For Unemployed Black Americans, MLK 'Dream' Unfinished

WASHINGTON - Fifty years after the "dream" of racial equality invoked by Martin Luther King at the March on Washington, the reality is that African-Americans still suffer the most unemployment.

Government statistics show the overall U.S. unemployment rate stood at 7.4% in July.

But while whites had a jobless rate of 6.6% last month, the rate was nearly double for blacks at 12.6%.

By comparison, the Hispanic, or Latino, minority fared better, with 9.1% unemployed.

Asian-Americans were the least affected by the woes in the U.S. labor market after the Great Recession; only 5.7% lacked jobs.

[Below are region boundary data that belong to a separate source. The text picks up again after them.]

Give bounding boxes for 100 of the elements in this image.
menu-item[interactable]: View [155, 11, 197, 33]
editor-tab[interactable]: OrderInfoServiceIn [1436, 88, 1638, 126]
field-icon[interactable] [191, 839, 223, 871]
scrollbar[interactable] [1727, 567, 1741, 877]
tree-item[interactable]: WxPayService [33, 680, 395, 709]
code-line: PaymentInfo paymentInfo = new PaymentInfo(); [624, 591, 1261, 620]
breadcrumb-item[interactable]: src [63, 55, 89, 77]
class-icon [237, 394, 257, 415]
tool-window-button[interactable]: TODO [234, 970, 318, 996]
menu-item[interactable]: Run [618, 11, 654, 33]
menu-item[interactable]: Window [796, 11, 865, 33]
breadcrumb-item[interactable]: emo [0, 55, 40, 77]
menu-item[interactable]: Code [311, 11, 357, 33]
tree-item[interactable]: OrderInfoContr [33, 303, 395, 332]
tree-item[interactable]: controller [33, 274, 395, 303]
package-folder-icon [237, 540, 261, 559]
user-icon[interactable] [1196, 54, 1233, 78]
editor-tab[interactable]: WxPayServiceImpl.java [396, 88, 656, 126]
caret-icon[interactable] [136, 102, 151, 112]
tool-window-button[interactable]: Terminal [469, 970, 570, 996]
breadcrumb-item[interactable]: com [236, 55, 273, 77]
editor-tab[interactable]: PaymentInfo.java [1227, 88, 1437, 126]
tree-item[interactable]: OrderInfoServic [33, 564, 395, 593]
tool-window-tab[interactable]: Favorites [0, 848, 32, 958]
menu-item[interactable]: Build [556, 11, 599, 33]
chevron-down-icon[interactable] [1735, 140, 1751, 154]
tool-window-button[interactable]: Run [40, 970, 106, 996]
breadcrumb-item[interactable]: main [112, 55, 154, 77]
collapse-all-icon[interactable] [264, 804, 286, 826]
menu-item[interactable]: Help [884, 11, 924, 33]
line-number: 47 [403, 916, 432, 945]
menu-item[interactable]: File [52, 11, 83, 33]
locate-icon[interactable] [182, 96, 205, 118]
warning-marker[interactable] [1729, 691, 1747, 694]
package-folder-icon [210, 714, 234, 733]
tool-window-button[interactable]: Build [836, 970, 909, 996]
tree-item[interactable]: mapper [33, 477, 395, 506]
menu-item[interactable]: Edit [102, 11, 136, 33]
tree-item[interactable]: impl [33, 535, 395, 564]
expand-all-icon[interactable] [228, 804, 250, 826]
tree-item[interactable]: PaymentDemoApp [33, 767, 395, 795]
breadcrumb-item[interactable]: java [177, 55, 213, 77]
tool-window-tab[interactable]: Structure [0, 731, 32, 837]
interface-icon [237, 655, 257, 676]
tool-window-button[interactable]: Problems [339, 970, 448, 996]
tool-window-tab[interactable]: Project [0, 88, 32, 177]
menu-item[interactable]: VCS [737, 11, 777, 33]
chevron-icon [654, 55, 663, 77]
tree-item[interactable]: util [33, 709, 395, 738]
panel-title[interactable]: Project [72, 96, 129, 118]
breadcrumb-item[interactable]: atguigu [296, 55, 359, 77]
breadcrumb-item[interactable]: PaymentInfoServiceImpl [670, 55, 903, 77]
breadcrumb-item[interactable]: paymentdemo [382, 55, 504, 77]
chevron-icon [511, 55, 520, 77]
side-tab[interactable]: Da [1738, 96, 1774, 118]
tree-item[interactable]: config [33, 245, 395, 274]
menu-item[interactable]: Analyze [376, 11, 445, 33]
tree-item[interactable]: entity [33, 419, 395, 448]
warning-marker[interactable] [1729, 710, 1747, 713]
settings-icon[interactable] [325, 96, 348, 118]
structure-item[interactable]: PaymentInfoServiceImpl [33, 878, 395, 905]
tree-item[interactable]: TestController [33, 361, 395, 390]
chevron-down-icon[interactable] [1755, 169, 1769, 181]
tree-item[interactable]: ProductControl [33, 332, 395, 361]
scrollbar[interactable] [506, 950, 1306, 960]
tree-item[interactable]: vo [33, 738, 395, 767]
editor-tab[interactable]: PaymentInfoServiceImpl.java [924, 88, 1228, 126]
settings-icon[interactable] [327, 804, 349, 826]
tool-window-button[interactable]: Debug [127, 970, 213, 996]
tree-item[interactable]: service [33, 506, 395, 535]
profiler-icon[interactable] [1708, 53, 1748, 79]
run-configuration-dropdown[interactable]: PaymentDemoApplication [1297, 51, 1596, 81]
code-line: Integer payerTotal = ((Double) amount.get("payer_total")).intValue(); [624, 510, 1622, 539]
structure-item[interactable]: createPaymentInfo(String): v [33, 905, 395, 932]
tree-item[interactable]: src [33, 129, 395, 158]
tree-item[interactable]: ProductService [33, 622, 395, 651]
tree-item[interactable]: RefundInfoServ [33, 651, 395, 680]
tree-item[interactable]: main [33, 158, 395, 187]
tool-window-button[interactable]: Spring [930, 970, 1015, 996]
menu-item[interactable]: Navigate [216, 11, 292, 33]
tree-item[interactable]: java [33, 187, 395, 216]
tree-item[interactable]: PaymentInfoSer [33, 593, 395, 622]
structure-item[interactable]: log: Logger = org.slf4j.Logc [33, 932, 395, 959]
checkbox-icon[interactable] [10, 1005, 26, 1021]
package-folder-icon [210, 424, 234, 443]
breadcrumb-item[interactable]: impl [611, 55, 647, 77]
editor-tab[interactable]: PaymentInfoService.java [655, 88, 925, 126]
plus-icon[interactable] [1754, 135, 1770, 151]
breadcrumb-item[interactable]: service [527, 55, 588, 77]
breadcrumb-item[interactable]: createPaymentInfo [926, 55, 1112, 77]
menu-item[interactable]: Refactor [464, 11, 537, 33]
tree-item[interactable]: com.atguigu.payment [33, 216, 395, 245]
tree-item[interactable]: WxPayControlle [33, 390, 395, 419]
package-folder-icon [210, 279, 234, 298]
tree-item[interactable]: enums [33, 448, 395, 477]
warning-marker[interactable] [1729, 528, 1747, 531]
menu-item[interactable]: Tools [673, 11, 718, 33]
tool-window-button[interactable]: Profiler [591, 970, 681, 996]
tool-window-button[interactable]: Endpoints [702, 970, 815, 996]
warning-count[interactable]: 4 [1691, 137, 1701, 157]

"Discriminations against African-Americans are still very pervasive, it's a major force of the economy," said Heather McGhee, vice president of Demos, a Washington-based think tank on equal rights.

The yawning gap between majority whites and blacks is nothing new and has persisted through periods of economic expansion and recession.

Since 1972 the jobless rate for blacks has held at roughly double that of the entire workforce.

Even at the end of 2000, amid full employment in the U.S., when the jobless rate was 3.9%, 7.3% of African-American workers were unemployed.

The weight of this joblessness has pushed blacks into the majority of the 27.6% of Americans living in poverty, although they represent only 13% of the population of some 316 million.